As I alluded to in my last post, the effort to push environmentalism into a political corner starts in 1980, with the presidential campaign of Ronald Reagan. In 1970 he had signed into law the California Environmental Quality Act (CEQA), an outstanding environmental achievement. Reagan’s appointments to environmental positions as governor, however, were disappointing.[1] Reagan’s environmental record as governor of California was hence something of a mixed bag and, on the face of it, would not have pegged him as an anti-environmentalist.
            Things had changed quite a bit by the time he was running for president in 1980, with the differences between him and Carter, as far as the environment was concerned, being quite stark. Carter wanted increased environmental safeguards, such as protecting barrier islands from development, and spoke of  “a strong defense of environmental protection legislation in the face of growing pressure to dismantle a decade of environmental progress.”[2] On the other hand, Reagan’s aides told him that American factories had been shut down due to environmental laws.[3] This became a theme of his campaign.[4] In a fox guarding the henhouse scenario, Reagan called for the coal and steel industries to help rewrite the Clean Air Act and promised to appoint to the EPA people “who understand the problems of the coal industry.”[5]
To bolster his argument, Reagan cast environmental regulators as being out of the mainstream. He said of the EPA, “I want clean air and water. But I think we’re in the hands of what I call some environmental extremists.” He used this term again when defending his choice of James Watt to be Interior Secretary. At the time, Watt was a lawyer working to open up more federal wilderness land to mining and oil drilling. He said, "I think he's an environmentalist himself, as I think I am. He is fighting environmental extremists."[6]

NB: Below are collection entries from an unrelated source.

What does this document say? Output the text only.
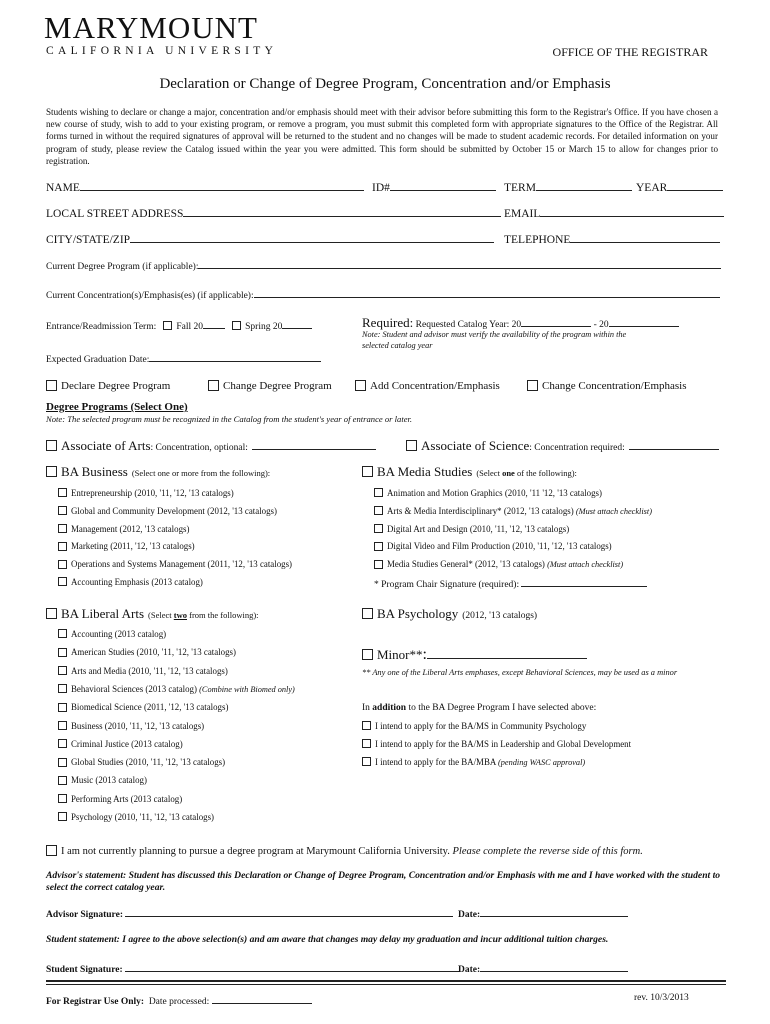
MARYMOUNT
CALIFORNIA UNIVERSITY	OFFICE OF THE REGISTRAR
Declaration or Change of Degree Program, Concentration and/or Emphasis
Students wishing to declare or change a major, concentration and/or emphasis should meet with their advisor before submitting this form to the Registrar's Office. If you have chosen a new course of study, wish to add to your existing program, or remove a program, you must submit this completed form with appropriate signatures to the Office of the Registrar. All forms turned in without the required signatures of approval will be returned to the student and no changes will be made to student academic records. For detailed information on your program of study, please review the Catalog issued within the year you were admitted. This form should be submitted by October 15 or March 15 to allow for changes prior to registration.
NAME	ID#	TERM	YEAR
LOCAL STREET ADDRESS	EMAIL
CITY/STATE/ZIP	TELEPHONE
Current Degree Program (if applicable):
Current Concentration(s)/Emphasis(es) (if applicable):
Entrance/Readmission Term: Fall 20	Spring 20	Required: Requested Catalog Year: 20	- 20
Note: Student and advisor must verify the availability of the program within the
selected catalog year
Expected Graduation Date:
Declare Degree Program	Change Degree Program	Add Concentration/Emphasis	Change Concentration/Emphasis
Degree Programs (Select One)
Note: The selected program must be recognized in the Catalog from the student's year of entrance or later.
Associate of Arts: Concentration, optional:	Associate of Science: Concentration required:
BA Business (Select one or more from the following):	BA Media Studies (Select one of the following):
Entrepreneurship (2010, '11, '12, '13 catalogs)
Global and Community Development (2012, '13 catalogs)
Management (2012, '13 catalogs)
Marketing (2011, '12, '13 catalogs)
Operations and Systems Management (2011, '12, '13 catalogs)
Accounting Emphasis (2013 catalog)
Animation and Motion Graphics (2010, '11 '12, '13 catalogs)
Arts & Media Interdisciplinary* (2012, '13 catalogs) (Must attach checklist)
Digital Art and Design (2010, '11, '12, '13 catalogs)
Digital Video and Film Production (2010, '11, '12, '13 catalogs)
Media Studies General* (2012, '13 catalogs) (Must attach checklist)
* Program Chair Signature (required):
BA Liberal Arts (Select two from the following):	BA Psychology (2012, '13 catalogs)
Accounting (2013 catalog)
American Studies (2010, '11, '12, '13 catalogs)
Arts and Media (2010, '11, '12, '13 catalogs)
Behavioral Sciences (2013 catalog) (Combine with Biomed only)
Biomedical Science (2011, '12, '13 catalogs)
Business (2010, '11, '12, '13 catalogs)
Criminal Justice (2013 catalog)
Global Studies (2010, '11, '12, '13 catalogs)
Music (2013 catalog)
Performing Arts (2013 catalog)
Psychology (2010, '11, '12, '13 catalogs)
Minor**:
** Any one of the Liberal Arts emphases, except Behavioral Sciences, may be used as a minor
In addition to the BA Degree Program I have selected above:
I intend to apply for the BA/MS in Community Psychology
I intend to apply for the BA/MS in Leadership and Global Development
I intend to apply for the BA/MBA (pending WASC approval)
I am not currently planning to pursue a degree program at Marymount California University. Please complete the reverse side of this form.
Advisor's statement: Student has discussed this Declaration or Change of Degree Program, Concentration and/or Emphasis with me and I have worked with the student to select the correct catalog year.
Advisor Signature:	Date:
Student statement: I agree to the above selection(s) and am aware that changes may delay my graduation and incur additional tuition charges.
Student Signature:	Date:
For Registrar Use Only: Date processed:	rev. 10/3/2013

Describing someone who worked to allow for the industrial exploitation of federally protected wilderness as an environmentalist is a head spinning “ignorance is strength” Orwellianism, but in his political calculation, with the hostages in Iran and other issues grabbing the big headlines, Reagan knew that this mental sleight of hand would not receive much scrutiny. The same holds true for his description of EPA regulators as extremists. He nonetheless added this rhetoric to the discourse and began the process of politically isolating and weakening the movement to better our air, water, and land.
The rhetor who helped get us in this fix




[1] Kamieniecki, Sheldon, Robert O’Brien, Michael Clarke. Controversies in Environmental Policy. New York: State University of New York Press. 1986. Print p 284
[2] Crutsinger, Martin. “Carter, Reagan Differ Widely on Environmental Policies.” Freelance Star 25 Oct. 1980
[3] Kamieniecki et al
[4] Crutsinger
[5] ibid
[6] Warner, Edwin, Douglas Brew, Don Sider. “Reagan Sticks With Haig.” Time 29 Dec. 1980.